Comme d’habitude – bien qu’elles ne soient pas toujours d’accord sur maints sujets –, ma mère et ma femme s’entendent à merveille dès qu’il s’agit de critiquer à tout va !
Moi, je dis que finalement, c’est une chance pour ma Françou ; elle n’est pas si mal tombée que ça. Ce Basile fera un bon gendre, et un mari convenable. Et avec ce qu’il obtiendra lors du partage familial, cela fera une belle somme pour le ménage. Que demander de plus ?

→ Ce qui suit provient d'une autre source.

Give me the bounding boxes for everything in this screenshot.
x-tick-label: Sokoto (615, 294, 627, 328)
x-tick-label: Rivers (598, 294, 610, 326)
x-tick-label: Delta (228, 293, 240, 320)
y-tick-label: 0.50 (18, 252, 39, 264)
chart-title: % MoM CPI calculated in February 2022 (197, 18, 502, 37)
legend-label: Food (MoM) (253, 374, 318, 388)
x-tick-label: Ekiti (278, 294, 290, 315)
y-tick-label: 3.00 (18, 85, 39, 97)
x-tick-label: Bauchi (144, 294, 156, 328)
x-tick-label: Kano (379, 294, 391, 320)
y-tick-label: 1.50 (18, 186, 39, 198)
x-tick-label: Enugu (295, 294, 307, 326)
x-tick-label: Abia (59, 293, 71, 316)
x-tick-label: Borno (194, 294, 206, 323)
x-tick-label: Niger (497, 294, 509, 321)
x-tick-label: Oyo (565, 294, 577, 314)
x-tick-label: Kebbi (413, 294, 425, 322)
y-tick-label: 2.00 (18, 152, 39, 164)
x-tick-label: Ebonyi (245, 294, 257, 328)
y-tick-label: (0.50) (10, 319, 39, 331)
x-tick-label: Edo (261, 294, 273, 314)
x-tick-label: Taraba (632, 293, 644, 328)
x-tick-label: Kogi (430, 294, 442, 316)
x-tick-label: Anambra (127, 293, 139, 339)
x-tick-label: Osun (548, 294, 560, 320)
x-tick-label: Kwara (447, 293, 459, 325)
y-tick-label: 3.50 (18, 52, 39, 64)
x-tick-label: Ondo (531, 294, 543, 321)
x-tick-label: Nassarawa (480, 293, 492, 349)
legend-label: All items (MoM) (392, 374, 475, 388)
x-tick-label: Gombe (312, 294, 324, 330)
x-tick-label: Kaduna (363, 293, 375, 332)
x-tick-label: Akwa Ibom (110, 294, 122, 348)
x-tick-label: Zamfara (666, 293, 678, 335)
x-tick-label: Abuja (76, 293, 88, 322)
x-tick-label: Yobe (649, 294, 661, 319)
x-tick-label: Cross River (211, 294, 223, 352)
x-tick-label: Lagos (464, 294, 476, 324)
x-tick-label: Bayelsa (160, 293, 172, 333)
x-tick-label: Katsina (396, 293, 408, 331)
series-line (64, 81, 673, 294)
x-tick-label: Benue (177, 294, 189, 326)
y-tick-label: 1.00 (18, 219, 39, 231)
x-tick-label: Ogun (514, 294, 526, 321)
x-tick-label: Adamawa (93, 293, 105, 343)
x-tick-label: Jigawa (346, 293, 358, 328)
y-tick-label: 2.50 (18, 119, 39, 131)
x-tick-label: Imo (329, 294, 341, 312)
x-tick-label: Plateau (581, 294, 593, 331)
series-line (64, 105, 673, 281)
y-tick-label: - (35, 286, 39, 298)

Les Vitarelles-basses (Payrignac), Basile Beysse
Il me faut bien l’avouer, je ne suis qu’un petit paysan de Bouriane. Je ne suis pas bien instruit, mais je sais lire, écrire, compter, et la rude besogne ne me fait pas peur. Je n’étais pas pressé de prendre femme, mais à vingt-sept ans j’étais encore célibataire, aussi mes parents ont commencé à se poser des questions. Un jour de foire à Gourdon cet hiver, j’ai croisé mon père au marché aux bœufs. On a discuté du cours du bétail, de mon travail à Mascagne et des fortes gelées qui avaient duré tout le mois de décembre, puis il a changé de sujet pour me dire qu’il fallait peut-être que je songe à me marier.
— Me marier ? Et avec qui ? J’ai bien le temps d’y penser.
— Non, tu n’as pas le temps, bougre d’idiot ! Sinon il ne te restera que des rombières dont personne ne veut !
— Et après ?
— Et après, grand couillon ! Eh bé, moi je te connais quelqu’un, si tu veux savoir…
— Ah tiens ? Et qui ça ?
— Tu la vois tous les jours à Mascagne, imbécile ! C’est la fille Clavel.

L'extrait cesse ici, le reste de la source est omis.